Right now, as of yet, we're not changing any of our forecasts. We may have to for Eastern Europe. We're going to give that another day or two, maybe another week, to see how events unfold. They're already talking about brokering some sort of a deal with the government in Kiev, in order to stop the bloodshed. The Russian forces are knocking on the door, apparently in Kiev, if you believe the news reports. So, it doesn't look like this is going to me a long drawn out deal. And then, it becomes a matter of how quickly can trade get normalized again, between primarily, again, Russia and Europe, rather than Russia and the United States.

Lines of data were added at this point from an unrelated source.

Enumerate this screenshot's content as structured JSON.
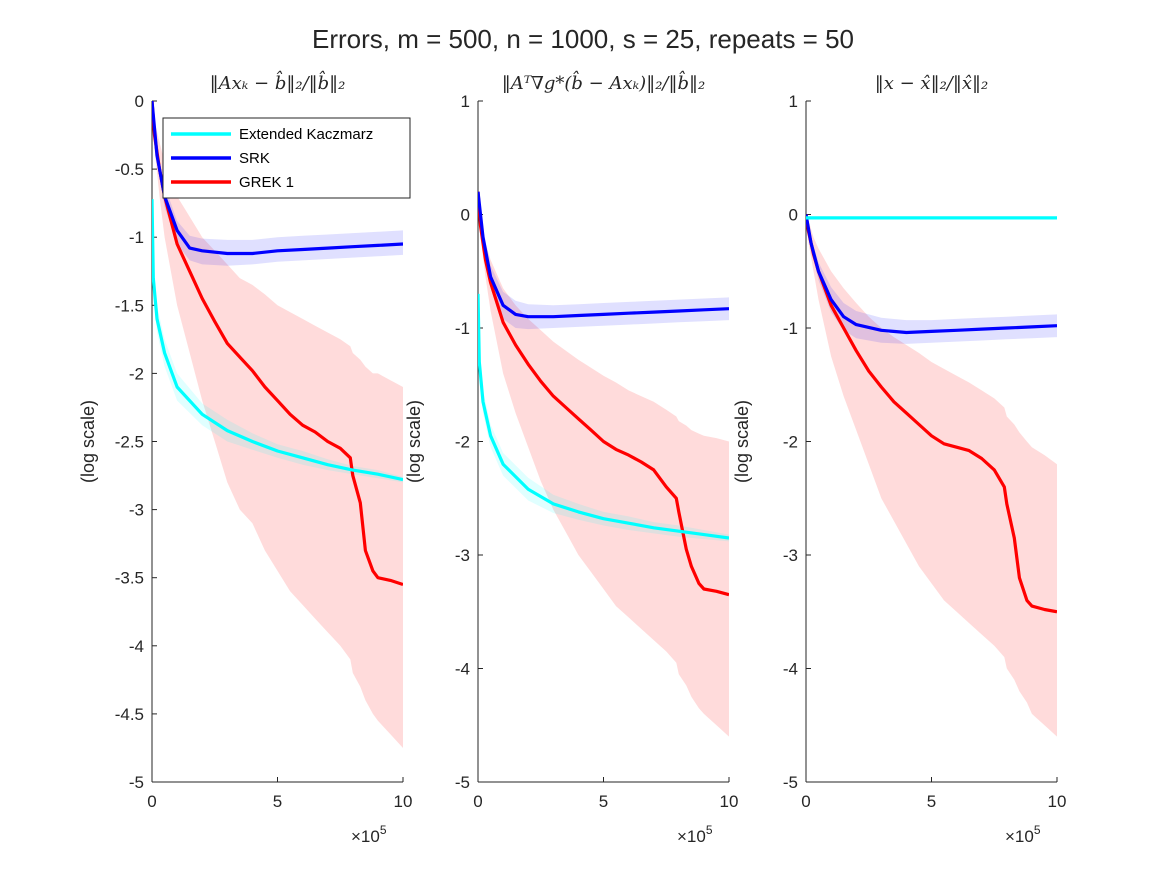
{
  "figure": {
    "suptitle": "Errors, m = 500, n = 1000, s = 25, repeats = 50"
  },
  "colors": {
    "Extended Kaczmarz": "#00ffff",
    "SRK": "#0000ff",
    "GREK 1": "#ff0000"
  },
  "legend": {
    "placement": "top-left of first panel",
    "entries": [
      "Extended Kaczmarz",
      "SRK",
      "GREK 1"
    ]
  },
  "chart_data": [
    {
      "type": "line",
      "title": "‖Axₖ − b̂‖₂/‖b̂‖₂",
      "xlabel": "",
      "ylabel": "(log scale)",
      "x_multiplier": "×10^5",
      "xlim": [
        0,
        10
      ],
      "ylim": [
        -5,
        0
      ],
      "xticks": [
        "0",
        "5",
        "10"
      ],
      "yticks": [
        "0",
        "-0.5",
        "-1",
        "-1.5",
        "-2",
        "-2.5",
        "-3",
        "-3.5",
        "-4",
        "-4.5",
        "-5"
      ],
      "series": [
        {
          "name": "Extended Kaczmarz",
          "x": [
            0,
            0.05,
            0.2,
            0.5,
            1,
            2,
            3,
            4,
            5,
            6,
            7,
            8,
            9,
            10
          ],
          "y": [
            -0.72,
            -1.3,
            -1.6,
            -1.85,
            -2.1,
            -2.3,
            -2.42,
            -2.5,
            -2.57,
            -2.62,
            -2.67,
            -2.71,
            -2.74,
            -2.78
          ],
          "lower": [
            -0.72,
            -1.4,
            -1.7,
            -1.95,
            -2.2,
            -2.38,
            -2.5,
            -2.56,
            -2.62,
            -2.67,
            -2.71,
            -2.74,
            -2.77,
            -2.8
          ],
          "upper": [
            -0.72,
            -1.2,
            -1.5,
            -1.75,
            -2.0,
            -2.22,
            -2.34,
            -2.44,
            -2.52,
            -2.57,
            -2.63,
            -2.68,
            -2.71,
            -2.76
          ]
        },
        {
          "name": "SRK",
          "x": [
            0,
            0.2,
            0.5,
            1,
            1.5,
            2,
            3,
            4,
            5,
            6,
            7,
            8,
            9,
            10
          ],
          "y": [
            0,
            -0.4,
            -0.7,
            -0.95,
            -1.08,
            -1.1,
            -1.12,
            -1.12,
            -1.1,
            -1.09,
            -1.08,
            -1.07,
            -1.06,
            -1.05
          ],
          "lower": [
            0,
            -0.45,
            -0.78,
            -1.05,
            -1.17,
            -1.2,
            -1.21,
            -1.2,
            -1.18,
            -1.17,
            -1.16,
            -1.15,
            -1.14,
            -1.13
          ],
          "upper": [
            0,
            -0.35,
            -0.62,
            -0.88,
            -0.99,
            -1.01,
            -1.02,
            -1.02,
            -1.0,
            -0.99,
            -0.98,
            -0.97,
            -0.96,
            -0.95
          ]
        },
        {
          "name": "GREK 1",
          "x": [
            0,
            0.1,
            0.3,
            0.5,
            1,
            1.5,
            2,
            2.5,
            3,
            3.5,
            4,
            4.5,
            5,
            5.5,
            6,
            6.5,
            7,
            7.5,
            7.9,
            8.0,
            8.3,
            8.5,
            8.8,
            9,
            9.5,
            10
          ],
          "y": [
            0,
            -0.25,
            -0.5,
            -0.7,
            -1.05,
            -1.25,
            -1.45,
            -1.62,
            -1.78,
            -1.88,
            -1.98,
            -2.1,
            -2.2,
            -2.3,
            -2.38,
            -2.43,
            -2.5,
            -2.55,
            -2.62,
            -2.75,
            -2.95,
            -3.3,
            -3.45,
            -3.5,
            -3.52,
            -3.55
          ],
          "lower": [
            0,
            -0.35,
            -0.7,
            -1.0,
            -1.5,
            -1.85,
            -2.2,
            -2.5,
            -2.8,
            -3.0,
            -3.1,
            -3.3,
            -3.45,
            -3.6,
            -3.7,
            -3.8,
            -3.9,
            -4.0,
            -4.1,
            -4.2,
            -4.3,
            -4.4,
            -4.5,
            -4.55,
            -4.65,
            -4.75
          ],
          "upper": [
            0,
            -0.15,
            -0.3,
            -0.45,
            -0.7,
            -0.85,
            -1.0,
            -1.1,
            -1.2,
            -1.3,
            -1.35,
            -1.42,
            -1.5,
            -1.55,
            -1.6,
            -1.65,
            -1.7,
            -1.75,
            -1.8,
            -1.85,
            -1.9,
            -1.95,
            -2.0,
            -2.0,
            -2.05,
            -2.1
          ]
        }
      ]
    },
    {
      "type": "line",
      "title": "‖Aᵀ∇g*(b̂ − Axₖ)‖₂/‖b̂‖₂",
      "xlabel": "",
      "ylabel": "(log scale)",
      "x_multiplier": "×10^5",
      "xlim": [
        0,
        10
      ],
      "ylim": [
        -5,
        1
      ],
      "xticks": [
        "0",
        "5",
        "10"
      ],
      "yticks": [
        "1",
        "0",
        "-1",
        "-2",
        "-3",
        "-4",
        "-5"
      ],
      "series": [
        {
          "name": "Extended Kaczmarz",
          "x": [
            0,
            0.05,
            0.2,
            0.5,
            1,
            2,
            3,
            4,
            5,
            6,
            7,
            8,
            9,
            10
          ],
          "y": [
            -0.7,
            -1.3,
            -1.65,
            -1.95,
            -2.2,
            -2.42,
            -2.55,
            -2.62,
            -2.68,
            -2.72,
            -2.76,
            -2.79,
            -2.82,
            -2.85
          ],
          "lower": [
            -0.7,
            -1.4,
            -1.75,
            -2.05,
            -2.3,
            -2.52,
            -2.63,
            -2.69,
            -2.74,
            -2.78,
            -2.81,
            -2.84,
            -2.86,
            -2.88
          ],
          "upper": [
            -0.7,
            -1.2,
            -1.55,
            -1.85,
            -2.1,
            -2.32,
            -2.47,
            -2.55,
            -2.62,
            -2.66,
            -2.71,
            -2.74,
            -2.78,
            -2.82
          ]
        },
        {
          "name": "SRK",
          "x": [
            0,
            0.2,
            0.5,
            1,
            1.5,
            2,
            3,
            4,
            5,
            6,
            7,
            8,
            9,
            10
          ],
          "y": [
            0.2,
            -0.2,
            -0.55,
            -0.8,
            -0.88,
            -0.9,
            -0.9,
            -0.89,
            -0.88,
            -0.87,
            -0.86,
            -0.85,
            -0.84,
            -0.83
          ],
          "lower": [
            0.2,
            -0.28,
            -0.65,
            -0.92,
            -1.0,
            -1.01,
            -1.0,
            -0.99,
            -0.98,
            -0.97,
            -0.96,
            -0.95,
            -0.94,
            -0.93
          ],
          "upper": [
            0.2,
            -0.12,
            -0.45,
            -0.68,
            -0.76,
            -0.79,
            -0.8,
            -0.79,
            -0.78,
            -0.77,
            -0.76,
            -0.75,
            -0.74,
            -0.73
          ]
        },
        {
          "name": "GREK 1",
          "x": [
            0,
            0.1,
            0.3,
            0.5,
            1,
            1.5,
            2,
            2.5,
            3,
            3.5,
            4,
            4.5,
            5,
            5.5,
            6,
            6.5,
            7,
            7.5,
            7.9,
            8.0,
            8.3,
            8.5,
            8.8,
            9,
            9.5,
            10
          ],
          "y": [
            0.2,
            -0.1,
            -0.4,
            -0.6,
            -0.95,
            -1.15,
            -1.32,
            -1.47,
            -1.6,
            -1.7,
            -1.8,
            -1.9,
            -2.0,
            -2.07,
            -2.12,
            -2.18,
            -2.25,
            -2.4,
            -2.5,
            -2.62,
            -2.95,
            -3.1,
            -3.25,
            -3.3,
            -3.32,
            -3.35
          ],
          "lower": [
            0.2,
            -0.2,
            -0.55,
            -0.85,
            -1.4,
            -1.75,
            -2.05,
            -2.35,
            -2.6,
            -2.8,
            -3.0,
            -3.15,
            -3.3,
            -3.45,
            -3.55,
            -3.65,
            -3.75,
            -3.85,
            -3.95,
            -4.05,
            -4.15,
            -4.25,
            -4.35,
            -4.4,
            -4.5,
            -4.6
          ],
          "upper": [
            0.2,
            0.0,
            -0.25,
            -0.4,
            -0.65,
            -0.8,
            -0.92,
            -1.02,
            -1.12,
            -1.2,
            -1.28,
            -1.35,
            -1.42,
            -1.48,
            -1.55,
            -1.6,
            -1.65,
            -1.72,
            -1.78,
            -1.82,
            -1.86,
            -1.9,
            -1.93,
            -1.95,
            -1.97,
            -2.0
          ]
        }
      ]
    },
    {
      "type": "line",
      "title": "‖x − x̂‖₂/‖x̂‖₂",
      "xlabel": "",
      "ylabel": "(log scale)",
      "x_multiplier": "×10^5",
      "xlim": [
        0,
        10
      ],
      "ylim": [
        -5,
        1
      ],
      "xticks": [
        "0",
        "5",
        "10"
      ],
      "yticks": [
        "1",
        "0",
        "-1",
        "-2",
        "-3",
        "-4",
        "-5"
      ],
      "series": [
        {
          "name": "Extended Kaczmarz",
          "x": [
            0,
            1,
            2,
            3,
            4,
            5,
            6,
            7,
            8,
            9,
            10
          ],
          "y": [
            -0.03,
            -0.03,
            -0.03,
            -0.03,
            -0.03,
            -0.03,
            -0.03,
            -0.03,
            -0.03,
            -0.03,
            -0.03
          ],
          "lower": [
            -0.04,
            -0.04,
            -0.04,
            -0.04,
            -0.04,
            -0.04,
            -0.04,
            -0.04,
            -0.04,
            -0.04,
            -0.04
          ],
          "upper": [
            -0.02,
            -0.02,
            -0.02,
            -0.02,
            -0.02,
            -0.02,
            -0.02,
            -0.02,
            -0.02,
            -0.02,
            -0.02
          ]
        },
        {
          "name": "SRK",
          "x": [
            0,
            0.2,
            0.5,
            1,
            1.5,
            2,
            3,
            4,
            5,
            6,
            7,
            8,
            9,
            10
          ],
          "y": [
            0,
            -0.25,
            -0.5,
            -0.75,
            -0.9,
            -0.97,
            -1.02,
            -1.04,
            -1.03,
            -1.02,
            -1.01,
            -1.0,
            -0.99,
            -0.98
          ],
          "lower": [
            0,
            -0.3,
            -0.58,
            -0.86,
            -1.02,
            -1.09,
            -1.13,
            -1.14,
            -1.13,
            -1.12,
            -1.11,
            -1.1,
            -1.09,
            -1.08
          ],
          "upper": [
            0,
            -0.2,
            -0.42,
            -0.64,
            -0.78,
            -0.85,
            -0.91,
            -0.93,
            -0.93,
            -0.92,
            -0.91,
            -0.9,
            -0.89,
            -0.88
          ]
        },
        {
          "name": "GREK 1",
          "x": [
            0,
            0.1,
            0.3,
            0.5,
            1,
            1.5,
            2,
            2.5,
            3,
            3.5,
            4,
            4.5,
            5,
            5.5,
            6,
            6.5,
            7,
            7.5,
            7.9,
            8.0,
            8.3,
            8.5,
            8.8,
            9,
            9.5,
            10
          ],
          "y": [
            0,
            -0.15,
            -0.35,
            -0.5,
            -0.8,
            -1.0,
            -1.2,
            -1.38,
            -1.52,
            -1.65,
            -1.75,
            -1.85,
            -1.95,
            -2.02,
            -2.05,
            -2.08,
            -2.15,
            -2.25,
            -2.4,
            -2.55,
            -2.85,
            -3.2,
            -3.4,
            -3.45,
            -3.48,
            -3.5
          ],
          "lower": [
            0,
            -0.25,
            -0.5,
            -0.75,
            -1.25,
            -1.6,
            -1.9,
            -2.2,
            -2.5,
            -2.7,
            -2.9,
            -3.1,
            -3.25,
            -3.4,
            -3.5,
            -3.6,
            -3.7,
            -3.8,
            -3.9,
            -4.0,
            -4.1,
            -4.2,
            -4.3,
            -4.4,
            -4.5,
            -4.6
          ],
          "upper": [
            0,
            -0.05,
            -0.2,
            -0.3,
            -0.5,
            -0.65,
            -0.78,
            -0.9,
            -1.0,
            -1.08,
            -1.15,
            -1.22,
            -1.3,
            -1.36,
            -1.42,
            -1.48,
            -1.55,
            -1.62,
            -1.7,
            -1.78,
            -1.85,
            -1.92,
            -2.0,
            -2.05,
            -2.12,
            -2.2
          ]
        }
      ]
    }
  ]
}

China coming in is certainly being a factor, in facilitating trade for Russia, is something to be watched. But our first forecast likely to face some changes would be Eastern Europe forecast. And again, we need a couple of days, maybe a week, in order to see how all of that is shaking out. We may need to go in and lower Germany's and other parts of Western Europe. We'll be determining that. But our US outlook is not likely to change.
This would be a radically different story if we were talking about Taiwan having been invaded, or militarily attacked by China. They're economic ties are much clearer, keener, between Taiwan and the United States. So, this, while more serious than what went on in February and March of 2014, doesn't look like it's going to have any much greater impact on us than the invasion of the Crimea Peninsula did back in 2014.
If it gets over swiftly, and that's the key, then the economic fallout tends to be less significant. If this thing drags on, then the pain in Europe could become more significant. We'll be watching it. So far, we're taking our cues from the bond market, the stock market, and if they remain relatively sanguine about the invasion, we're likely to be also. Thank you for watching this edition of TrendsTalk. I'm Brian Beaulieu.